Una noche sucedió, él la vio entre la gente, era tan solo un muchacho a punto de entrar en la universidad, un adolescente nervioso, un soñador inconsciente de lo que esa noche descubriría; la miró a lo lejos y supo que ahí la tenía, a unos metros, sus pasos fueron firmes a la vez que temblorosos. Ella era demasiado joven, una muchacha tan solo, alegre y traviesa, demasiado joven incluso para ser consciente de que el amor no estaba adaptado a su edad. Pero sucedió, ninguno lo buscaba, pero los dos sabían que llegaría, que les abatiría, y que sin saber cómo les destrozaría. Pero el verano les dio la oportunidad de conocerse, aunque fuera tan solo una brisa a todo el desasosiego que les arrebataría los años siguientes.

Lo que vino después fueron cicatrices, días turbios como el agua de un naufragio, huidas sin retorno y sin cobijo, las mentiras que empelaban las paredes, las caricias no deseadas, y la maldita historia de desamor que cubría el cielo. Los años derrochando tiempo y las esperanzas que abandonaban la luz, la brújula no marcaba ningún rumbo, y todo alrededor parecía pudrir la felicidad ansiada.
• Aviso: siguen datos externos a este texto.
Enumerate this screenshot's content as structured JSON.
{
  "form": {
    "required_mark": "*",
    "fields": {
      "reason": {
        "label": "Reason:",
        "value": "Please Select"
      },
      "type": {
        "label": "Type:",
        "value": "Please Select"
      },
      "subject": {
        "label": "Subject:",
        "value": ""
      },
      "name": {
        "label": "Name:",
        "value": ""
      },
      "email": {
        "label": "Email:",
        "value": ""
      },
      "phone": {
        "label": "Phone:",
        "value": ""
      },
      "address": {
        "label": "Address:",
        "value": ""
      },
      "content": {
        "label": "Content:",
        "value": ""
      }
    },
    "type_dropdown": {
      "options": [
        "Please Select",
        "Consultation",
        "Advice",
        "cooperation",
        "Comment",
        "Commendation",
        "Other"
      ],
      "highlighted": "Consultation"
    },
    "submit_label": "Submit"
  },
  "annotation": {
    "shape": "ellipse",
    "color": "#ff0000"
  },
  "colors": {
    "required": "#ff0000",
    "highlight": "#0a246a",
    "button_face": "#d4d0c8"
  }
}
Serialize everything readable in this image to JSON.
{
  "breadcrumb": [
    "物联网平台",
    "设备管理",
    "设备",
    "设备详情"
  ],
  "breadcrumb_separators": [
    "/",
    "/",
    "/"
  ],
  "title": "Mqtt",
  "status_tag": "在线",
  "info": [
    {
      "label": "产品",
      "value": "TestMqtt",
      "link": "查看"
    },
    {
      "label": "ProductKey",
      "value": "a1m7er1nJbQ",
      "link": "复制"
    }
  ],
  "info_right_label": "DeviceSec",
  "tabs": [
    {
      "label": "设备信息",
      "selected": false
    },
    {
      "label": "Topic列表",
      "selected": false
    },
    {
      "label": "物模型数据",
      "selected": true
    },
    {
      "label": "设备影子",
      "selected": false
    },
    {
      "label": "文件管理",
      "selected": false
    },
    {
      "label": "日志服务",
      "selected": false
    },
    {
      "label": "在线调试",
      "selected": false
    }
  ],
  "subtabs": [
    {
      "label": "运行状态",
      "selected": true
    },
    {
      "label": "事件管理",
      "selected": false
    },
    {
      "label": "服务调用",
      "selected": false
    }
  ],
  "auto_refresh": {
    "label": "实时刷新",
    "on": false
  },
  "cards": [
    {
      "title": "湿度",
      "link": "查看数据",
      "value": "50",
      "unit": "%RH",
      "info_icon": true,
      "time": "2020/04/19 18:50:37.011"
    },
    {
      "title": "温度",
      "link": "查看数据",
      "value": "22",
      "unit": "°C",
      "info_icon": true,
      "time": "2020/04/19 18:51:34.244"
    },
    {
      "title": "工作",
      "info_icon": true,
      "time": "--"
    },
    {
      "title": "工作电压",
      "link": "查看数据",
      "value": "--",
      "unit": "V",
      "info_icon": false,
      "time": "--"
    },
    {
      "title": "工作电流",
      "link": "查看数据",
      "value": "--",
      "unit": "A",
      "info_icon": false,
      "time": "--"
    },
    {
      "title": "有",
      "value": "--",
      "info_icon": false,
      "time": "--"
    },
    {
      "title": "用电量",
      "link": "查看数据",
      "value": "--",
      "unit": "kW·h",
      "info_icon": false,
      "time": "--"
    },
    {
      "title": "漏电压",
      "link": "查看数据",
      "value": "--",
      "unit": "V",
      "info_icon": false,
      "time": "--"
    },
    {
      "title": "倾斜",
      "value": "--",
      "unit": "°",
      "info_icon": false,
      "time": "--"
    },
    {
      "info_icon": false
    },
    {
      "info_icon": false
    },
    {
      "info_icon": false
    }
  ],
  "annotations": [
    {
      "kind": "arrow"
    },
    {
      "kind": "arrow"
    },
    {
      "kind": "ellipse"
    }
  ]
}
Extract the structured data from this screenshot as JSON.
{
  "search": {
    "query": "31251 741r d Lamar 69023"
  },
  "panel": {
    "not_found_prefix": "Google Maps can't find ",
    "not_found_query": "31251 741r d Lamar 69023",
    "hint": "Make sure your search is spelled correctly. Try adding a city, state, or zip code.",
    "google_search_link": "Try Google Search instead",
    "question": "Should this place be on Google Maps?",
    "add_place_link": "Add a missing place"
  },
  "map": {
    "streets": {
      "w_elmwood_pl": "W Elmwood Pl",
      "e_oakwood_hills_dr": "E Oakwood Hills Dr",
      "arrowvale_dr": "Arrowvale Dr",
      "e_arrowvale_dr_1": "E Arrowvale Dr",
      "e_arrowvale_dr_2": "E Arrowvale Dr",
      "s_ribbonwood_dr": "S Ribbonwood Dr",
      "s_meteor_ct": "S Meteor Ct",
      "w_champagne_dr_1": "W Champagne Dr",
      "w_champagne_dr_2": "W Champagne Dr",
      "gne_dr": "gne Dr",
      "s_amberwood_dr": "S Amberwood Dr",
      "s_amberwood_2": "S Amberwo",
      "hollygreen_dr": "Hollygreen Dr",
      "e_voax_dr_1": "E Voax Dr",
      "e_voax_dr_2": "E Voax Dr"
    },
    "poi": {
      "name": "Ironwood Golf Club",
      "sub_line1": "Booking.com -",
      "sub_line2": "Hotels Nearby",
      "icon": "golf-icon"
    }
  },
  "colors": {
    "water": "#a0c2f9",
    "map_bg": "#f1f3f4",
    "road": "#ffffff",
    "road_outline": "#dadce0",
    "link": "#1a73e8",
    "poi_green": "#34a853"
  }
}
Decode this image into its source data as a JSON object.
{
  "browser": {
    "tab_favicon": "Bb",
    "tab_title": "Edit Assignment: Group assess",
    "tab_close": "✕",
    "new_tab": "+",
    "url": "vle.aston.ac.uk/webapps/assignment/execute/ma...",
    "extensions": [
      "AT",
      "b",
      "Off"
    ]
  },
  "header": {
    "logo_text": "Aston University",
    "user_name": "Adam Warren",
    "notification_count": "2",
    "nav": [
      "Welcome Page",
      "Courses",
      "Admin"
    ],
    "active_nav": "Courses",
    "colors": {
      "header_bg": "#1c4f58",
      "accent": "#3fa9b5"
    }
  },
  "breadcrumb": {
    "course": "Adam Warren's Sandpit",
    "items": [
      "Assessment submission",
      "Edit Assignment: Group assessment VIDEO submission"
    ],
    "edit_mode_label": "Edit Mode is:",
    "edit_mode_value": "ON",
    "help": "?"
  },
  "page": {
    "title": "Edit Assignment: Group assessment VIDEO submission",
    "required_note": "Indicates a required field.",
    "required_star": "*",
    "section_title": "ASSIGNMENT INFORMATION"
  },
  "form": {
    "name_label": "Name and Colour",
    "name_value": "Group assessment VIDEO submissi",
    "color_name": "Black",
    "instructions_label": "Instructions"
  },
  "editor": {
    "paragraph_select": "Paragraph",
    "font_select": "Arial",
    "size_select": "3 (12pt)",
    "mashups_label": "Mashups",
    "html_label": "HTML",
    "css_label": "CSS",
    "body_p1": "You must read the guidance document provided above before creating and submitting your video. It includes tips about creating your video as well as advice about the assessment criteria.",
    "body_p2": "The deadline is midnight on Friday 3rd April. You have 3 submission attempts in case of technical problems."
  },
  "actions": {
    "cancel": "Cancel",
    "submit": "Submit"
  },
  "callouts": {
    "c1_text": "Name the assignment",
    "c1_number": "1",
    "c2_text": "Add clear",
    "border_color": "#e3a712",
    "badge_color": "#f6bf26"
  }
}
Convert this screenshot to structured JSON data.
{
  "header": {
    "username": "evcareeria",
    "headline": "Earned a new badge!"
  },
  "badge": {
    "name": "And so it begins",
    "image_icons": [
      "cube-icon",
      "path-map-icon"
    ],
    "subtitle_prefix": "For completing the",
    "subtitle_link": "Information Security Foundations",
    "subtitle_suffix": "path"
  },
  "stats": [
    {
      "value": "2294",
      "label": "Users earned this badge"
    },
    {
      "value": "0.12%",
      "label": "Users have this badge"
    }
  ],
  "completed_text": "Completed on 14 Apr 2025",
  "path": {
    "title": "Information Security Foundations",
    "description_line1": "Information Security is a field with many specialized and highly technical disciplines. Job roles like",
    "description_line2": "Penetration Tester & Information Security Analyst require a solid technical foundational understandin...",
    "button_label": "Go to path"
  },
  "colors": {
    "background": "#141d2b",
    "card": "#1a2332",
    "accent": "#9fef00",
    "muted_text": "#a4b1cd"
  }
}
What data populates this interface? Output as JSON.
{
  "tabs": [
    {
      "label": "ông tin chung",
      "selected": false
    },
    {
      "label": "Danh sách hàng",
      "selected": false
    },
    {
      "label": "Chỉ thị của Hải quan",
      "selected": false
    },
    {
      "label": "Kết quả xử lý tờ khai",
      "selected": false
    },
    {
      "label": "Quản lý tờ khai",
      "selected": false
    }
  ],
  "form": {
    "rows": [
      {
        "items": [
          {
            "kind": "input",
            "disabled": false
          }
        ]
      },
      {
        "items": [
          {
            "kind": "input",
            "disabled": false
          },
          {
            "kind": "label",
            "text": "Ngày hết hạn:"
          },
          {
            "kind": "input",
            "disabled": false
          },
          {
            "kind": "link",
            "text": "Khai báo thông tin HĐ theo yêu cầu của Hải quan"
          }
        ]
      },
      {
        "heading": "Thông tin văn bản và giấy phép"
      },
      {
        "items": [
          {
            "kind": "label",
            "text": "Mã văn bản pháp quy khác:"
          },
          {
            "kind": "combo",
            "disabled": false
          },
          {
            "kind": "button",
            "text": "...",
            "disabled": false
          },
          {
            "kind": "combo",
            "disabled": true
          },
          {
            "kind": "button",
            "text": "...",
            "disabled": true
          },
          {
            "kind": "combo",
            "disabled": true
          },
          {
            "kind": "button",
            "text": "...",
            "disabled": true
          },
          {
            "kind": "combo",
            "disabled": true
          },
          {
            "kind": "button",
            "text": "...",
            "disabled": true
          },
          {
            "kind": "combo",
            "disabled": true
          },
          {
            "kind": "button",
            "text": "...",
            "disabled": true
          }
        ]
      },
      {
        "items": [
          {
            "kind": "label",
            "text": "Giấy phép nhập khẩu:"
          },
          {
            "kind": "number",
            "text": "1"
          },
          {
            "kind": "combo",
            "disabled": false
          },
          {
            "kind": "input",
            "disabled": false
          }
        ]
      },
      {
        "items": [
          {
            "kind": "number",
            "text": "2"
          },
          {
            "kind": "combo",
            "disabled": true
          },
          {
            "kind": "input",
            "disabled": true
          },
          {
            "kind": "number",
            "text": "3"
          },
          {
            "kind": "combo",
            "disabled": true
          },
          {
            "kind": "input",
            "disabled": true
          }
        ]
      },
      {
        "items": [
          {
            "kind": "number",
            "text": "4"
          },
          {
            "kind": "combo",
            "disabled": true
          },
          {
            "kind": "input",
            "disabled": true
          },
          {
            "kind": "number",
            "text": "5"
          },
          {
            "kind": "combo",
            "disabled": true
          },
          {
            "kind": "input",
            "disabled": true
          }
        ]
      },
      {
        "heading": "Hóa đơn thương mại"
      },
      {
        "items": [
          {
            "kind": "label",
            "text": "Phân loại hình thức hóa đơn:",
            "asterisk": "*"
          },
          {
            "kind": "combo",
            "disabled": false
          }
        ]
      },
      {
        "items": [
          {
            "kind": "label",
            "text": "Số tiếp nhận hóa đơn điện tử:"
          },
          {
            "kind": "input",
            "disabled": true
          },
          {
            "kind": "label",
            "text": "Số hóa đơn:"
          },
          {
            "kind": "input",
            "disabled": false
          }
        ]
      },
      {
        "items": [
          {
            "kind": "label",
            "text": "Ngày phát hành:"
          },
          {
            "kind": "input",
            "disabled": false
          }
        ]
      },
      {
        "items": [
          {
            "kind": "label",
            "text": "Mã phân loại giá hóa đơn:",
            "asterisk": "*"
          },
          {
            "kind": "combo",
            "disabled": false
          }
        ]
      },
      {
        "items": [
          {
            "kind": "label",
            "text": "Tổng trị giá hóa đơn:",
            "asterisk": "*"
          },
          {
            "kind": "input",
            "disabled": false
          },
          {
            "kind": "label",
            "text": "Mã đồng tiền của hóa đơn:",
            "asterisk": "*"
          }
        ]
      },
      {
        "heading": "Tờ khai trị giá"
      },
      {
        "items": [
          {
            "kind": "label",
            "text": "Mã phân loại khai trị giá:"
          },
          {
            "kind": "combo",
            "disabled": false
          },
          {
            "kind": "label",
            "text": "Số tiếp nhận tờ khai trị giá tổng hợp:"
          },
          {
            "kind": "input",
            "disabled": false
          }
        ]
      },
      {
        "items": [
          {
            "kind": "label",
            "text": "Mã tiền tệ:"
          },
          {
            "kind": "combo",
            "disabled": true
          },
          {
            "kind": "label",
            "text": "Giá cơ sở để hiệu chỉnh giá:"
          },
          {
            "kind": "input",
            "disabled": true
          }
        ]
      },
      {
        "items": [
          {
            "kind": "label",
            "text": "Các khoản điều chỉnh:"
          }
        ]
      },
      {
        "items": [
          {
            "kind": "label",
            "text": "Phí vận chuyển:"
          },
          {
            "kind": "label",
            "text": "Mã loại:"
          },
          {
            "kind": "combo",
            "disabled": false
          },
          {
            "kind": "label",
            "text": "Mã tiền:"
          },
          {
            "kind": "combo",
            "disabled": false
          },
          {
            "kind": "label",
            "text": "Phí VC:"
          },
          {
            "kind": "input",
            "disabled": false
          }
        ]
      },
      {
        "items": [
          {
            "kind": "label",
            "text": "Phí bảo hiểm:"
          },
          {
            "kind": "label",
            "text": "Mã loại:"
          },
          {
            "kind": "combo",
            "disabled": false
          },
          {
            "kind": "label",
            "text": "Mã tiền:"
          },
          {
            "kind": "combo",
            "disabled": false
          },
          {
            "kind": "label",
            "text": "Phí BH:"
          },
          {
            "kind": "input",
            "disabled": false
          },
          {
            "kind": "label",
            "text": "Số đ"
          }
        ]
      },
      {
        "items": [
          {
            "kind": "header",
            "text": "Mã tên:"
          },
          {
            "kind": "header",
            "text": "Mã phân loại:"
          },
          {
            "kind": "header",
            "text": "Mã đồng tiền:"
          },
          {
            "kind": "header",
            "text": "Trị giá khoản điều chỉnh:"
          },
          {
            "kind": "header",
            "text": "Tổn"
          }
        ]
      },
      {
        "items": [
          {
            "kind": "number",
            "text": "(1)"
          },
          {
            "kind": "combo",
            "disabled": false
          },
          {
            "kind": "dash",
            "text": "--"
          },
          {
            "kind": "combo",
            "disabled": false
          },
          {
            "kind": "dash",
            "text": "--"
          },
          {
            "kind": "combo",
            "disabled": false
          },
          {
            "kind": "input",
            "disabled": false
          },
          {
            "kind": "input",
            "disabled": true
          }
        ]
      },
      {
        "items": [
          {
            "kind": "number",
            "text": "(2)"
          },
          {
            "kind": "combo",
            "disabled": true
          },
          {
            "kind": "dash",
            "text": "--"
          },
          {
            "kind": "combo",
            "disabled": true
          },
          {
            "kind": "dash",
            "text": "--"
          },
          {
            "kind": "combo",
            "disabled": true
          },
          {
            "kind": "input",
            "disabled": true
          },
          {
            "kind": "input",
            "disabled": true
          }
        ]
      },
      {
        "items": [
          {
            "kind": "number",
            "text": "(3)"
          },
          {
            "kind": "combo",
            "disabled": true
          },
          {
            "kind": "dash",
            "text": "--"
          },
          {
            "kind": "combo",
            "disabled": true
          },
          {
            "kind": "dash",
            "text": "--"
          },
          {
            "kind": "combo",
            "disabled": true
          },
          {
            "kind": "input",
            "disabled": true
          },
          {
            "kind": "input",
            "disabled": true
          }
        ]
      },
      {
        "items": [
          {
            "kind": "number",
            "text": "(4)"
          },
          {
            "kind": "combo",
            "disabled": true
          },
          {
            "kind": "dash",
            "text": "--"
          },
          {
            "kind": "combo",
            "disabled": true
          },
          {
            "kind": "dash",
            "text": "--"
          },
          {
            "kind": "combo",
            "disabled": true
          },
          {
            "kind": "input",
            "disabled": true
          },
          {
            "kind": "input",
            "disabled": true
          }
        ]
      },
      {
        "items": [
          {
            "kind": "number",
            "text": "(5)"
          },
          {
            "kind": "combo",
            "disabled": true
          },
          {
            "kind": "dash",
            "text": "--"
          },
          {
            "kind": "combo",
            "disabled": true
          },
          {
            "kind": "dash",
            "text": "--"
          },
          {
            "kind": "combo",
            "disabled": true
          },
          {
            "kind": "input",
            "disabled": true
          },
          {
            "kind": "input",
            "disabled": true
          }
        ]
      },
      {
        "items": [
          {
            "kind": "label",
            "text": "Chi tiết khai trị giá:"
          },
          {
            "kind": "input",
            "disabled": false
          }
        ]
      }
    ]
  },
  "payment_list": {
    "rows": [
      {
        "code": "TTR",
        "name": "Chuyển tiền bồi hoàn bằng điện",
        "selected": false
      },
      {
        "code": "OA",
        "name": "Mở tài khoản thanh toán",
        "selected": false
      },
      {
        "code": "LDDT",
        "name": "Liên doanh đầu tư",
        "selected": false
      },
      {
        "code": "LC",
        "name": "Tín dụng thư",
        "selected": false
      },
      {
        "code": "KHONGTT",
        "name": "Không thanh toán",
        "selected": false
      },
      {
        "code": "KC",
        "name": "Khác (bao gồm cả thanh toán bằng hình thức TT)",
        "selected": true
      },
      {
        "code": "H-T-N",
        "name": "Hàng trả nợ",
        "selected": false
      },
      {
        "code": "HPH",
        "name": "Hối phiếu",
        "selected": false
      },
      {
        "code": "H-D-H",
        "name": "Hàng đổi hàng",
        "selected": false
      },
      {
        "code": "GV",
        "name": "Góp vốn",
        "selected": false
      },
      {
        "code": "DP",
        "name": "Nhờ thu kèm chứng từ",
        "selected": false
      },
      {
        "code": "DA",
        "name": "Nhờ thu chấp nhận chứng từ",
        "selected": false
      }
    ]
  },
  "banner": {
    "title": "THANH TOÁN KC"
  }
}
Sus vidas eran una espiral maltrecha, nada mejoraría ni a corto ni a largo plazo, sólo les quedaba saber que ambos se querían, aunque fuera el más incompresible amor, aquel que nadie querría para sí, pero era un amor de verdad, de los que no sucumbe al tiempo, de aquel que sigue ahí más allá de lo perceptible, el lazo coaxial invisible del querer, viajando de su habitación a la de ella los días en que más se necesitaban; pero no se veían, ni tan siquiera hablaban, pero les bastaba, era su fe sin dioses.